If you have earnings subject to SE tax, use Schedule SE to figure your net earnings form self-employment .  Before you figure your net earnings, you generally need to figure your total earnings subject to SE tax.

Note: The SE tax rules apply no matter how old you are and even if you are already receiving social Security or Medicare.

Are You Self-Employed?

You are self-employed if any of the following apply to you.

  • You carry on a trade or business as a sole proprietor or an independent contractor.
  • You are a member of a partnership that carries on a trade or business.
  • You are otherwise in business for yourself.

Trade or business. A trade or business is generally an activity carried on for a livelihood or in good faith to make a profit. The facts and circumstances of each case determine whether or not an activity is a trade or business.
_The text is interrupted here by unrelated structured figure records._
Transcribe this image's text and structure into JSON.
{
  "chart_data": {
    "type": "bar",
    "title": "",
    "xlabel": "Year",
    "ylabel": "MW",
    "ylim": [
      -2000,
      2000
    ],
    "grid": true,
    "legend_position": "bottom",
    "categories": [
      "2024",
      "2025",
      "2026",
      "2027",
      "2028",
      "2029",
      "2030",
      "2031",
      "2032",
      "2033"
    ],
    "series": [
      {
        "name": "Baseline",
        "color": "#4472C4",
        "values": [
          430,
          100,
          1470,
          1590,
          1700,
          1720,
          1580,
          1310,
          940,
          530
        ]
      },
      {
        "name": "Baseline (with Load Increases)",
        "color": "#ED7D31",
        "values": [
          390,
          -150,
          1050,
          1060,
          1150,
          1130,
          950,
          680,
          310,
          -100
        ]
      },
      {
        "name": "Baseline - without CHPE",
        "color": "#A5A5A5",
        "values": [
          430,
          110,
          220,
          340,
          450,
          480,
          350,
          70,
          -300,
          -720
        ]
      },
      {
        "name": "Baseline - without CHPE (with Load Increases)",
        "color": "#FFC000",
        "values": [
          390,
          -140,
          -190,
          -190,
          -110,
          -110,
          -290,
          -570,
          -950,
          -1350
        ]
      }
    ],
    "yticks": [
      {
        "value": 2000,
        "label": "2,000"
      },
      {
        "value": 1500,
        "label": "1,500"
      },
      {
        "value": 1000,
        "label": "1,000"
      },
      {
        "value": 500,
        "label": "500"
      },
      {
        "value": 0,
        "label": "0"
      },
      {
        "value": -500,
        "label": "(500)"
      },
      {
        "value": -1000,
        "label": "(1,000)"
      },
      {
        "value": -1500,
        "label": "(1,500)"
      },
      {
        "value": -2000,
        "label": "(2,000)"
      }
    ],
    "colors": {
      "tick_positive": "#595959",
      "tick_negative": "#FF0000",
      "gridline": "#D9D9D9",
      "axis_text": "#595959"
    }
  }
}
The regularity of activities and transactions and the production of income are important elements. You do not need to actually make a profit to be in a trade or business as long as you have a profit motive. You do need, however, to make ongoing efforts to further the interests of your business.

Part-time business. You do not have to carry on regular full-time business activities to be self-employed. Having a part-time business in addition to your regular job or business also may be self-employment.

Example. You are employed full time as an engineer at the local plant. You fix televisions and radios during the weekends. You have your own shop, equipment, and tools. You get your customers from advertising and word-of-mouth. You are self-employed as the owner of a part-time repair shop.

Sole proprietor. You are a sole proprietor if you own an unincorporated business by yourself, in most cases. However, if you are the sole member of a domestic limited liability company (LLC), you are not a sole proprietor if you elect to treat the LLC as a corporation. For more information on this election and the tax treatment of a foreign LLC, see Form 8832, Entity Classification Election.

Independent contractor. People such as doctors, dentists, veterinarians, lawyers, accountants, contractors, subcontractors, public stenographers, or auctioneers who are in an independent trade, business, or profession in which they offer their services to the general public are generally independent contractors. However, whether these people are independent contractors or employees depends on the facts in each case. The general rule is that an individual is an independent contractor if the payer has the right to control or direct only the result of the work and not what will be done and how it will be done. The earnings of a person who is working as an independent contractor are subject to SE tax.

You are not an independent contractor if you perform services that can be controlled by an employer (what will be done and how it will be done). This applies even if you are given freedom of action. What matters is that the employer has the legal right to control the details of how the services are performed.

If an employer-employee relationship exists (regardless of what the relationship is called), you are not an independent contractor and your earnings are generally not subject to SE tax. However, your earnings as an employee may be subject to SE tax under other rules discussed in this section.